2 Responses to “A reckless housing boom will not guide the Tories to victory in 2015”

  1. Emma-Jayne

    Osborne isn’t looking to the long term economic future of the country. He is looking to the short term political future of his party. Solely to get another five years he is willing to gamble on a short term bounce before the election, against all qualified, experienced, economic advice. I find it difficult to imagine he isn’t aware of the dangers and we must hope his arrogance doesn’t prove to be hubris before he (probably) doesn’t renew the scheme if he finds himself back in the chair after the election. A more charitable person might say his role as political strategist within the party is presenting a conflict of interest with the role of chancellor. However, I suspect you’d agree that this selfishness forms a pattern with many of their schemes. A willingness to throw a number of people under the bus, rather than letting them board it just so it doesn’t inconvenience the speed of his Jaguar travelling behind.

    It indicates a recklessness with all our futures.

  2. Laurence Sacco

    WELL that is the Tories for you!!! Every time they get in they
    mess with the housing market as the housing market creates jobs and economic
    wealth for the government in stamp duty, profit for the developers and the
    builders, estate agents, surveyors, legal teams the planning authorities
    for planning approval costs which always go through with in my opinion
    corrupt councils and planning inspectorates, profit for local councils through
    council tax etc., the service providers ie: gas electricity telephone etc.
    the furniture and household suppliers, removal firms, Bank and building
    societies PROFIT PROFIT PROFIT why? so the government in power
    can say the economy is picking up and draw in votes. Thatcher did it with the
    sale of council housing to draw in votes and short term economy growth. The
    housing market rapidly crashed along with the house holders. She then
    saved the councils millions in savings for no cost of council house repairs.
    Look at the massive mess she caused…..repossessions, bankruptcies, suicides,
    the highest interest rates on record etc. etc.

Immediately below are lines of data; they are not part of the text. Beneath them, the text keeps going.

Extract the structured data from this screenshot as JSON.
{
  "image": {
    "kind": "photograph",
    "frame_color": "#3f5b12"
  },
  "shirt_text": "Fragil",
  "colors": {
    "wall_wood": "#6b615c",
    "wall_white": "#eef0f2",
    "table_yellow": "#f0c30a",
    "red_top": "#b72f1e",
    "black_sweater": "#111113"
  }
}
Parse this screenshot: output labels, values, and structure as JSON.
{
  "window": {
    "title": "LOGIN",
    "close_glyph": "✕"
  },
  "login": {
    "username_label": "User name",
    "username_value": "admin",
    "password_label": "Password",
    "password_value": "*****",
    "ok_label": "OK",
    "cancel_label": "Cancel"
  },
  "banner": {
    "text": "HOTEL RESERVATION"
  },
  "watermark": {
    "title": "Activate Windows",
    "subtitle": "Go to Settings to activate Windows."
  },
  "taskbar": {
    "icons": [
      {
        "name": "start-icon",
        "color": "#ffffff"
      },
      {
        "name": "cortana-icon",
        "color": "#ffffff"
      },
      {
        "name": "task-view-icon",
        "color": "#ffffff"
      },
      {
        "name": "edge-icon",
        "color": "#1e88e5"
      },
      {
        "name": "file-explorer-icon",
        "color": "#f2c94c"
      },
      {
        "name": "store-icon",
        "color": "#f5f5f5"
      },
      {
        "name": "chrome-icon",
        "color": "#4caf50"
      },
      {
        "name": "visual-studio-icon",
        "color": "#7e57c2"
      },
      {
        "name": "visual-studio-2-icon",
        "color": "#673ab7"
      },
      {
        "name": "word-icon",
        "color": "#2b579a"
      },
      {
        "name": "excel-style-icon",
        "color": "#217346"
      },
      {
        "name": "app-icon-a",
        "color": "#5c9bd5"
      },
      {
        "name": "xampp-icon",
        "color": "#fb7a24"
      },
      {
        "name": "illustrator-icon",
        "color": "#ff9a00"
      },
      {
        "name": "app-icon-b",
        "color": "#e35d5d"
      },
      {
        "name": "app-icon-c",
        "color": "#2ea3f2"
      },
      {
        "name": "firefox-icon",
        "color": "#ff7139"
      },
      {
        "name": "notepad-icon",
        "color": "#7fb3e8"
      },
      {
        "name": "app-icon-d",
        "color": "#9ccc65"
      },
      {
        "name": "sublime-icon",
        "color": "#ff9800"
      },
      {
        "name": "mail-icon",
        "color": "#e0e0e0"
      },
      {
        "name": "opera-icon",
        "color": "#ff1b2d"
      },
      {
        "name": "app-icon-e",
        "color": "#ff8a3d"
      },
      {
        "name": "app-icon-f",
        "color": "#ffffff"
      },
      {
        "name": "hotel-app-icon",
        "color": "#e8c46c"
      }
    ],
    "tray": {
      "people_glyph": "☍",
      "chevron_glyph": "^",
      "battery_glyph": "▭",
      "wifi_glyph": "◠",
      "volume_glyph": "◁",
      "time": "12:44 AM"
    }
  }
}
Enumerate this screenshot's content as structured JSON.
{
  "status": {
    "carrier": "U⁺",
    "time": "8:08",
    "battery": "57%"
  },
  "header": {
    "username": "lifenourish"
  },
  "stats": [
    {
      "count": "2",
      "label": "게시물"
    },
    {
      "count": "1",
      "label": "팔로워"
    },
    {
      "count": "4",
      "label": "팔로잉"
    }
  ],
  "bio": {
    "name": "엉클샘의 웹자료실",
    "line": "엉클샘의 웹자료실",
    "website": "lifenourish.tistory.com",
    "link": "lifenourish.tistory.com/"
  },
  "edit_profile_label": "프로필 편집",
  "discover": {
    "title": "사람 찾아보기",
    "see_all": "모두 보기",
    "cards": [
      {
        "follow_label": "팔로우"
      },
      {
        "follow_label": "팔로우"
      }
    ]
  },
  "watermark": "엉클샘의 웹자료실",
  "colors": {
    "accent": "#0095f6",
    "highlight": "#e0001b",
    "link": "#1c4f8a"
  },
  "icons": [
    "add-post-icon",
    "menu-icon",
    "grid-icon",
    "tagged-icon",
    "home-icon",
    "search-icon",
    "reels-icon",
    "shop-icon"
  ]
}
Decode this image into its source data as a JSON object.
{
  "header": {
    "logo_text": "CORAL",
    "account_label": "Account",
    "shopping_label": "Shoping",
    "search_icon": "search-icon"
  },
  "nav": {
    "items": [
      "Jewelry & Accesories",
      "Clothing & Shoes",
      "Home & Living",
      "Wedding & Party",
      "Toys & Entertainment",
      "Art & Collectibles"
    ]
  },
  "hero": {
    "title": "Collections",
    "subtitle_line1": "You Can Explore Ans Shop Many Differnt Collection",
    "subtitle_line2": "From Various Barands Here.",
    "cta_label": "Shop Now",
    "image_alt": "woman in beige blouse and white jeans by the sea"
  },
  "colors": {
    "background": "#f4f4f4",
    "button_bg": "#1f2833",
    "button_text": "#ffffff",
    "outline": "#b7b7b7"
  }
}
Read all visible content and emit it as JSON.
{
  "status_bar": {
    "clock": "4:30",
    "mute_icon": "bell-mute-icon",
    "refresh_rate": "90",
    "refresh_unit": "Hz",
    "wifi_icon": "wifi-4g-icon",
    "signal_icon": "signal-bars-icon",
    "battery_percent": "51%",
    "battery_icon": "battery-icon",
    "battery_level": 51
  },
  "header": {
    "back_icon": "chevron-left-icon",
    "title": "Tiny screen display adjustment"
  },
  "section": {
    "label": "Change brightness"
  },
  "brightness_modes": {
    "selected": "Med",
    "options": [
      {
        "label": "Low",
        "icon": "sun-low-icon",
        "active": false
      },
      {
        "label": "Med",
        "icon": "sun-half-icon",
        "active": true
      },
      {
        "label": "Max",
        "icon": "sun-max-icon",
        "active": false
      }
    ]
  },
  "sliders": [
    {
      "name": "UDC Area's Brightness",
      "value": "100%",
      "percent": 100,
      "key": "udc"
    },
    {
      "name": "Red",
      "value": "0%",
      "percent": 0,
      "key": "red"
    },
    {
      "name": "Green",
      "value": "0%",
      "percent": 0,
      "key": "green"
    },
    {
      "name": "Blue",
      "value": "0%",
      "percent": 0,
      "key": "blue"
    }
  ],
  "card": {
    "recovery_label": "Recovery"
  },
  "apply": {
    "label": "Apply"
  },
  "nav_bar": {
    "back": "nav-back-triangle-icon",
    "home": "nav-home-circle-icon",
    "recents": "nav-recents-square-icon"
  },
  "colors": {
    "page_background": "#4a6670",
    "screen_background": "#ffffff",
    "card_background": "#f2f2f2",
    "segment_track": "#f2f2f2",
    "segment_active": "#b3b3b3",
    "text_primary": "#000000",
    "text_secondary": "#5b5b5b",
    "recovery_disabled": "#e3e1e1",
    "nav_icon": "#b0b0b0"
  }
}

    Who is left to carry the burden after they have blew the housing
    market bubble up and then it bursts with a crash. The home owners of course.
    The estate agents and legal teams have more business when they come in
    then and more business for them and tax for the government on
    householders misery. You still want to vote the Tories. Many of us older
    generation are nearing the end of our lives and have all been through it
    with Thatcher. We do not want to see our children make the same drastic
    mistakes.You have to yet go through it with Cameron so be warned.. They always
    mess with the housing market under the pretence that are are trying to do their
    best for the home owners, but the truth is it they are they are the best for.
    If you want to get your own home be careful about buying one when the Tories
    are in power the bubble may burst and leave you many thousands in debt with
    negative equity. Why should they care they have their expenses to cover the
    cost of a second home and who is paying for it? the taxpayer of course.